Per affrontare la situazione, Pacifico avanza due richieste specifiche: “cambiare registro con scatti stipendiali automatici più numerosi e ravvicinati nel tempo” e “ricreare quello spirito di categoria che si è perso negli ultimi decenni, con il sindacato a fare da trade union”. Secondo il sindacalista, la perdita di valore degli stipendi dei docenti è evidente quando si confrontano le cifre nel tempo.

I dati

Pacifico ricorda che negli anni ’90 un insegnante delle scuole superiori in Italia guadagnava 2,2 milioni di lire al mese, mentre un operaio edile si attestava intorno a 1,3 milioni. Tuttavia, oggi il divario è invertito: un docente delle scuole medie e superiori percepisce una busta paga mensile di circa 1.500 euro, mentre un operaio edile arriva a guadagnare 1.600 euro.

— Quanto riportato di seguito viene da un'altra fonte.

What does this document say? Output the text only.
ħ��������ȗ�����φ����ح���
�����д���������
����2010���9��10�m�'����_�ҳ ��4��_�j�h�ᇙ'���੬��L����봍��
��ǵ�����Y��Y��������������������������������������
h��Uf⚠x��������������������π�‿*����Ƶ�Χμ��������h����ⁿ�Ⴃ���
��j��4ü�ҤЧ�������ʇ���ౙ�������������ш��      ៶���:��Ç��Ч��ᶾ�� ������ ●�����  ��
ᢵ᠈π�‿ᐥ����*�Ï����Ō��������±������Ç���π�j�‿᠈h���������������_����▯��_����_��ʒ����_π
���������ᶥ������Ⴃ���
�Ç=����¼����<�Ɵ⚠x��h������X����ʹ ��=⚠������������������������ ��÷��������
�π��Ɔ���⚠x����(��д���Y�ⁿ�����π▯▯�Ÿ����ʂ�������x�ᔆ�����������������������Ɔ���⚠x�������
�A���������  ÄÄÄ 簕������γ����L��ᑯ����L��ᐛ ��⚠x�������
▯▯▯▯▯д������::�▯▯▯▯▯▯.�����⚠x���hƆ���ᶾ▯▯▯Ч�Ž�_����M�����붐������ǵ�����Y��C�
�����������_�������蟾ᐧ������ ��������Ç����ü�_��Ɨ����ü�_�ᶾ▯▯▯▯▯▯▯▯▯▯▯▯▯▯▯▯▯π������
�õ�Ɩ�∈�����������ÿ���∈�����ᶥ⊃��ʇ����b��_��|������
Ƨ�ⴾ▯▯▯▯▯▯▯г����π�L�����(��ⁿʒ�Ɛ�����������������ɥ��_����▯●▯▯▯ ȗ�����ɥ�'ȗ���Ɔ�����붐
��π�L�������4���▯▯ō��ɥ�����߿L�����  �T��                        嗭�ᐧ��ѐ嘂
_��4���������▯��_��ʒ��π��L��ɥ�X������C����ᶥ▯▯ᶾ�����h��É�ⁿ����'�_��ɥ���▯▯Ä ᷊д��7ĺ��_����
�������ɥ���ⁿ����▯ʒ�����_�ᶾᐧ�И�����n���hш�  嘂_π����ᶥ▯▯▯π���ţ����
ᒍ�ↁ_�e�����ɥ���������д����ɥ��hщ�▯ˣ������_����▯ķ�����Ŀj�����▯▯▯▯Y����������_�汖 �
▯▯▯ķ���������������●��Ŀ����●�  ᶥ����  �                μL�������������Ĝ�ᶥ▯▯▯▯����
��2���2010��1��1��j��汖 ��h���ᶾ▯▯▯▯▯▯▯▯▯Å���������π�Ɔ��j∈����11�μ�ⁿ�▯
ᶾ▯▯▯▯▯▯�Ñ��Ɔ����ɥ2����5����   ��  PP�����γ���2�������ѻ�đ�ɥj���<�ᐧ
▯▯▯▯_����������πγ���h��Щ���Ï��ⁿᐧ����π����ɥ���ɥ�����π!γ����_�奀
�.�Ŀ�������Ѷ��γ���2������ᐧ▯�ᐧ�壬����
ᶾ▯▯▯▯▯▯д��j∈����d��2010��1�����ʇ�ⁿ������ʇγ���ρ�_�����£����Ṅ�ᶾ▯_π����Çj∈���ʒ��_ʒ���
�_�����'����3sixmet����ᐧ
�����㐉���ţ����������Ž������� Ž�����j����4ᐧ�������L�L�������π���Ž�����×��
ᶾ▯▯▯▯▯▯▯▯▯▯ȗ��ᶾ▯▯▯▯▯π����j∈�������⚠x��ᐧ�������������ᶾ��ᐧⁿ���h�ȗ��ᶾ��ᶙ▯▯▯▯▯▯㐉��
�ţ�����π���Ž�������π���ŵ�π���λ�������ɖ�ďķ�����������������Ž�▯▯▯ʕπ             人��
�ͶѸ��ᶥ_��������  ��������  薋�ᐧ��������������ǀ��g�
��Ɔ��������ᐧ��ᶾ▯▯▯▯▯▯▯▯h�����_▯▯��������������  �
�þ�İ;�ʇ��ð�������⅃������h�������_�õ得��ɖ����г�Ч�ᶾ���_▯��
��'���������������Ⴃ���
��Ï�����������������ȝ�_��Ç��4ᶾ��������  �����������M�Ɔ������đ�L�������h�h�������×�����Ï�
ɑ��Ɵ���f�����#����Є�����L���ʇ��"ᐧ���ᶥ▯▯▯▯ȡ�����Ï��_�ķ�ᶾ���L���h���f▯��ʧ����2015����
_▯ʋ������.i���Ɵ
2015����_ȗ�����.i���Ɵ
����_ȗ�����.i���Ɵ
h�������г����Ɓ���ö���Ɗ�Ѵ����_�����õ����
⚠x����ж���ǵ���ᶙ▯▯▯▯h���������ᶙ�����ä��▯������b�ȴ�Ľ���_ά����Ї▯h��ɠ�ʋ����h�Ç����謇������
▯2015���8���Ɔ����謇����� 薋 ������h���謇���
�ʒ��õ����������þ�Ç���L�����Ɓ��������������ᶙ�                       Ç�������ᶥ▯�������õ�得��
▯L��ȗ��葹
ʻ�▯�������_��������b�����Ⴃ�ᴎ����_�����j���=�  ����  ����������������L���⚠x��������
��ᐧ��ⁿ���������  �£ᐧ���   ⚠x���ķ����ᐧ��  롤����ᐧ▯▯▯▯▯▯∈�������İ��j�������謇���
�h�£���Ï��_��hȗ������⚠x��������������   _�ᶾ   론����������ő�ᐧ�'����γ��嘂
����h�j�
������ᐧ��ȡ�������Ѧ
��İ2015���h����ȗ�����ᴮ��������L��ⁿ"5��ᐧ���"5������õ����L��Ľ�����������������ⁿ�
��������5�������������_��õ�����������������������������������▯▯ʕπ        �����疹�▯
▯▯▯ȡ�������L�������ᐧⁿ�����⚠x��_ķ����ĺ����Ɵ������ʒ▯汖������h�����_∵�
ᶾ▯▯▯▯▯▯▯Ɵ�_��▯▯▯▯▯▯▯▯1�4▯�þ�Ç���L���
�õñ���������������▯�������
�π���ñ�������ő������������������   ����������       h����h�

Questa discrepanza si riflette anche a livello annuale. “Nel 1993, un docente in Italia guadagnava 29 milioni di lire, mentre nel 2023, la sua busta paga si ferma a 29 mila euro”, sottolinea Pacifico, facendo notare che il valore del salario si è dimezzato.

Il profilo europeo

Il costo della vita, che negli anni è aumentato considerevolmente, non fa che peggiorare la situazione per il personale della scuola, il cui stipendio è inferiore di circa 5 mila euro annui rispetto alla media degli altri dipendenti pubblici italiani. A questo si aggiunge un enorme divario rispetto ai compensi dei colleghi europei, soprattutto nei Paesi scandinavi e in Germania, dove il valore economico dell’insegnamento è maggiormente riconosciuto.

Anche i docenti francesi, pur partendo da stipendi iniziali non elevatissimi, si trovano in condizioni migliori rispetto a quelli italiani, che “sono ai livelli sotto la soglia della dignità”, afferma Pacifico.

Pacifico conclude osservando che il valore investito nell’istruzione è un riflesso dello stato generale dell’economia italiana, la quale si posiziona quasi un punto sotto la media del PIL dell’Unione Europea.